AN ELEVENTH hour bid to rescue an award winning mental health programme for prisoners in Huntingdonshire is being put together after its funding came to an end.

Cambridgeshire and Peterborough Foundation Trust confirmed yesterday (Tuesday) it would not continue a pilot health improvement programme for adult and young offenders at HMP Littlehey, despite the programme staff being awarded an Inspirational Teams prize by the NHS East of England last week.

Mental health charity Hunts Mind, who ran the £12,000-a-year programme along with the trust's mental health in-reach team, have pledged to look at alternative sources for funding.

A grant application is due to be submitted to the European Social Fund in the next two weeks, and the charity's chief executive Sarah Hughes said she was hopeful the programme could start again in January or February.

The programme, which involved modules in anger management, stress management, mental health awareness and communication skills, has received praise for its innovative approach, combining teaching and therapy.

Probation officers, prison staff and mental health professionals credited it with completely changing the behaviour of some of the prisoners - making them less challenging and even giving some the impetus to look for jobs once released.

Ms Hughes said: “We knew we would improve the circumstances of the guys, but we didn't know how much it would have an impact.

“We also delivered to the young offenders part of Littlehey - it was quite moving and a very powerful experience. These are young men with very difficult life experiences and our job is not to judge them, they have already been judged.

“In prison anything up to 90 per cent of the population can have mental health problems. The lowest number is 65 per cent.”

But Ms Hughes stressed there was no hard feeling towards CFPT, which has also come under fire recently for its proposal to close the mental health Acer Ward in Huntingdon.

“We knew it was a year's programme, a pilot, to see if that kind of intervention would work. We knew we were going to have to get alternative sources of funding, but the difference is, the financial climate has changed.
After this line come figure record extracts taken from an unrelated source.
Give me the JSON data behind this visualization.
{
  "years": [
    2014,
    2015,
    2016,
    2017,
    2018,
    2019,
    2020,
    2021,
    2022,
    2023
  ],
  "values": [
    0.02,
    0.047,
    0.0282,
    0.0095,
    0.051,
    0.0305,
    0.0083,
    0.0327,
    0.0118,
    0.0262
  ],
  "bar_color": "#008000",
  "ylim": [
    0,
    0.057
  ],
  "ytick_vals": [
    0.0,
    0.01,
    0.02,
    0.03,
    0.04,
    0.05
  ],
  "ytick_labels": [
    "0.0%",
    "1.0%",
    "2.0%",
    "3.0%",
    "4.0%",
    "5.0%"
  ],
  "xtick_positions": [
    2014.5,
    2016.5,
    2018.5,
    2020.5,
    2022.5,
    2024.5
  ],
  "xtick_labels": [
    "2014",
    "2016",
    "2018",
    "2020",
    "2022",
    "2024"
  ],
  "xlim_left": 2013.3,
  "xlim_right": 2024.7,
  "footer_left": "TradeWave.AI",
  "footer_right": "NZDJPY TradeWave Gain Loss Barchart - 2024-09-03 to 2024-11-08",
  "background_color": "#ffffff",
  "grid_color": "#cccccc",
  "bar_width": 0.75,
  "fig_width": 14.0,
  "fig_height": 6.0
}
“Getting money to continue it has been a nightmare. It is very clear the prison want us to stay, the in-reach team want us to stay, the prisoners are asking for it to come back. We have other guys that want to do the programme desperately.

“We are talking about a service that can rehabilitate offenders in quite a big way, and any benefactors or sponsors who would want to be involved, should contact us.”

A spokesman for CPFT said funding for the programme had been awarded by Cambridgeshire PCT for one year only. An in-reach team, set up two years ago by the trust, would continue to provide workshops and therapy to inmates, the spokesman added.